Who the Hell are Eels, and Why is Steve Perry Singing with Them?
After former Journey lead singer Steve Perry joined them onstage to perform live for the first time in 18 years, many classic rock fans were left with a bevy of questions, chief among them, “Who the hell are Eels?”
Formed in 1995, the alternative/indie rock group Eels are the brainchild of Mark Oliver Everett, or as he is more commonly referred to, E. Their big break came in 1996 when their debut single ‘Novocaine for the Soul’ managed to climb its way up to reach the No. 1 spot on Billboard’s Modern Rock chart. It also broke into the Top 10 overall in the U.K.
In the ensuing years, Eels have kept busy, releasing 10 studio albums and six live records. They also have displayed a penchant for contributing to soundtracks, including ‘American Beauty,’ ‘Knocked Up,’ and all three ‘Shrek’ movies.
Even beyond their affiliation with Perry, the Eels have long worn their affinity for classic rock on their sleeve by way or performing a variety of covers throughout their career. On their 2005 live album ‘Sixteen Tons (Ten Songs),’ the opening track was a take on the Beatles‘ classic, ‘I’m a Loser.’ Their latest live recording, ‘Tremendous Dynamite,’ prominently features unique takes on the Lovin’ Spoonful’s ‘Summer in the City,’ as well as the George Gershwin standard ‘Summertime,’ which was a notable Janis Joplin hit.
E met Perry quite a long time ago and has spent years trying to cajole him into performing again. “We started talking to him about it, like, ‘Hey maybe you’d want to do this on stage with us sometime,’” the singer recalled. “And he’d say, ‘Nah, too much pressure’…But this year it was different. He showed up to our tour rehearsals like he always does, but on the second day he came in carrying his own microphone that he brought with him.”
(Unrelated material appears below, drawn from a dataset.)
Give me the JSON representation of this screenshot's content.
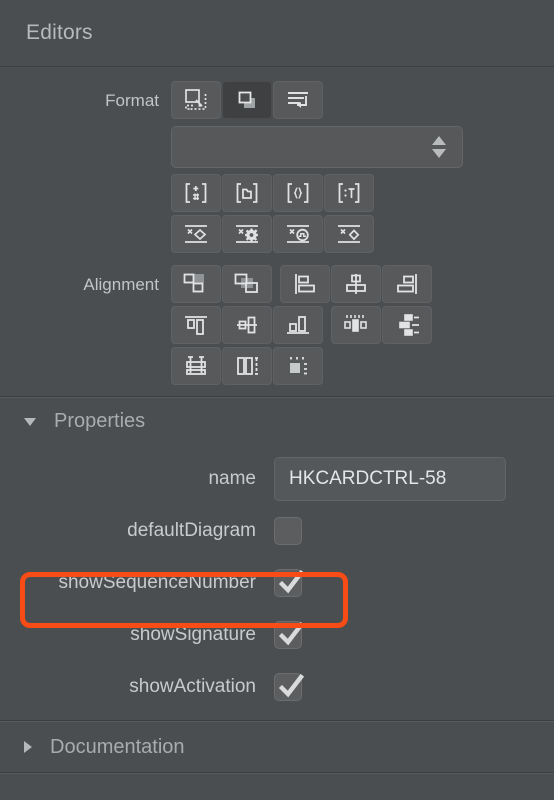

When he finally did join the group onstage, it was a moment E most assuredly will never forget. “It was such a beautiful moment,” he said. “Again, it sent chills down my spine just to be there with him in his element doing what he was made to do. And as my friend, it felt good to see him feeling so good about that.”
While many classic rock fans continue to be only vaguely aware of the existence of Eels, with Perry having recently joined the group onstage again at a stop in the nation’s capital, you can bank on the fact that they can certainly expect to see a rise in the number of Journey fans in their regular audience pool. Might their unexpected collaboration become a more regular occurrence? As the old saying goes, don’t stop believin’.